Last weekend I was in NYC with two long time girlfriends for some R&R. I woke up early on Sunday morning, as I always do, even on vacation. Lying in bed, I opened up my email on my phone and looked at an email time stamped at 5:40 am from my church. Of course my first thought was maybe I was supposed to serve this morning and did not write it on my calendar and was getting some update on the service for the day. I was briefly upset with myself that I was going to be a “no show” for communion which I try never to do!
Those thoughts came and went within seconds as I opened the email and began to read the news of our church fire. I had to read the email a couple of times. My brain was struggling with this. Our church? St. Andrew’s? I have read and seen photos of other churches but this can’t possibly have happened to our church! So once my denial subsided and I accepted that yes, this was indeed, our Ministry Center that had gone up in a blaze, I wept quietly and prayed.

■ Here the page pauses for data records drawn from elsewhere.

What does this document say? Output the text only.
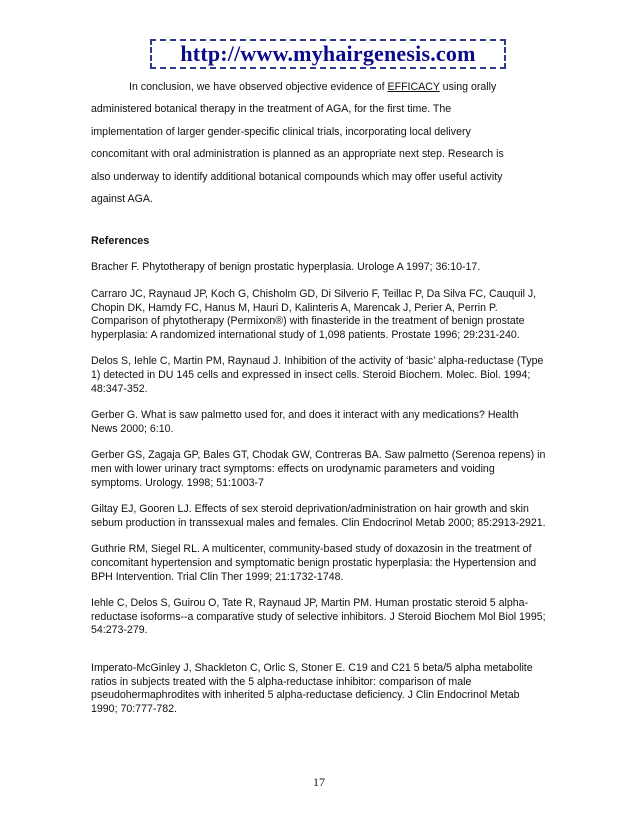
http://www.myhairgenesis.com

In conclusion, we have observed objective evidence of EFFICACY using orally

administered botanical therapy in the treatment of AGA, for the first time. The

implementation of larger gender-specific clinical trials, incorporating local delivery

concomitant with oral administration is planned as an appropriate next step. Research is

also underway to identify additional botanical compounds which may offer useful activity

against AGA.

References

Bracher F. Phytotherapy of benign prostatic hyperplasia. Urologe A 1997; 36:10-17.

Carraro JC, Raynaud JP, Koch G, Chisholm GD, Di Silverio F, Teillac P, Da Silva FC, Cauquil J, Chopin DK, Hamdy FC, Hanus M, Hauri D, Kalinteris A, Marencak J, Perier A, Perrin P. Comparison of phytotherapy (Permixon®) with finasteride in the treatment of benign prostate hyperplasia: A randomized international study of 1,098 patients. Prostate 1996; 29:231-240.

Delos S, Iehle C, Martin PM, Raynaud J. Inhibition of the activity of ‘basic’ alpha-reductase (Type 1) detected in DU 145 cells and expressed in insect cells. Steroid Biochem. Molec. Biol. 1994; 48:347-352.

Gerber G. What is saw palmetto used for, and does it interact with any medications? Health News 2000; 6:10.

Gerber GS, Zagaja GP, Bales GT, Chodak GW, Contreras BA. Saw palmetto (Serenoa repens) in men with lower urinary tract symptoms: effects on urodynamic parameters and voiding symptoms. Urology. 1998; 51:1003-7

Giltay EJ, Gooren LJ. Effects of sex steroid deprivation/administration on hair growth and skin sebum production in transsexual males and females. Clin Endocrinol Metab 2000; 85:2913-2921.

Guthrie RM, Siegel RL. A multicenter, community-based study of doxazosin in the treatment of concomitant hypertension and symptomatic benign prostatic hyperplasia: the Hypertension and BPH Intervention. Trial Clin Ther 1999; 21:1732-1748.

Iehle C, Delos S, Guirou O, Tate R, Raynaud JP, Martin PM. Human prostatic steroid 5 alpha-reductase isoforms--a comparative study of selective inhibitors. J Steroid Biochem Mol Biol 1995; 54:273-279.

Imperato-McGinley J, Shackleton C, Orlic S, Stoner E. C19 and C21 5 beta/5 alpha metabolite ratios in subjects treated with the 5 alpha-reductase inhibitor: comparison of male pseudohermaphrodites with inherited 5 alpha-reductase deficiency. J Clin Endocrinol Metab 1990; 70:777-782.

17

The first photos I saw were of flames shooting up into the dark predawn sky. It was hard to tell how much of the ministry center was engulfed but it did not look good. In the light of day, this drone shot told the story. When you look at this, multitudes of thoughts and feelings stirred within me. While our historic church was untouched by the fire, our ministry center is gone. I thought about my journey at St Andrew’s over the past 15 years. I flashed through memories of my son going to youth groups and confirmation. I was reminded of my service at the alter reading the word of God and administering communion. Alpha and bible studies. Prayer I received over the years for myself and my family. Calling to mind my meetings with Steve Wood, my fearless pastor, who saw me through struggles with my daughter’s addiction and my husband’s alcohol abuse. Moments in time, happy and difficult. As Christians we are not promised an easy life when we accept Jesus’ invitation. We are called to serve and be uncomfortable some times. It is with a heart full of the Fruit of the Spirit that make the times we are brought to our knees in discomfort, sadness and pain that make us warriors for the Cross of Christ.
So what I saw next affirmed that for me because what is NOT gone (as you can see) is so much bigger! The Lord promised to bring beauty from ashes! Our wooden cross still stands untouched by the flames. In my mind’s eye I can see the mighty host of angels surrounding and protecting it. Perhaps it was so we could “SEE AND BELIEVE” to offer us a sign that we will be fine as a church and as a community of believers.
Isaiah 61:3 “To grant to those who mourn in Zion— to give them a beautiful headdress instead of ashes, the oil of gladness instead of mourning, the garment of praise instead of a faint spirit; that they may be called oaks of righteousness, the planting of the Lord, that he may be glorified.”
First Peter 12 Dear friends, do not be surprised at the fiery ordeal that has come on you to test you, as though something strange were happening to you. 13 But rejoice inasmuch as you participate in the sufferings of Christ, so that you may be overjoyed when his glory is revealed.
This week we have been updated continuously. I am grateful to everyone who has had a hand in the recovery this past week. The firefighters who were quick to act, our vestry and clergy who are working tirelessly to get us up and running again. Our congregation who stands ready to lend a hand and a home and anything else when needed.
And now with the cross wrapped like our Lord on the Cross, we live the Easter Story for we will rise as Jesus did on the glorious day!
“The Wonderful Cross”
On which the Prince of Glory died
My richest gain I count but loss
And pour contempt on all my pride
See from his head, his hands, his feet
Sorrow and love flow mingled down
Did ever such love and sorrow meet
Or thorns compose so rich a crown
O the wonderful cross, O the wonderful cross
Bids me come and die and find that I may truly live
O the wonderful cross, O the wonderful cross
All who gather here by grace draw near and bless
Your name
Were the whole realm of nature mine
That were an offering far too small
Love so amazing, so divine
Demands my soul, my life, my all
Beautiful words about a terrible loss. There is always a rainbow after a storm.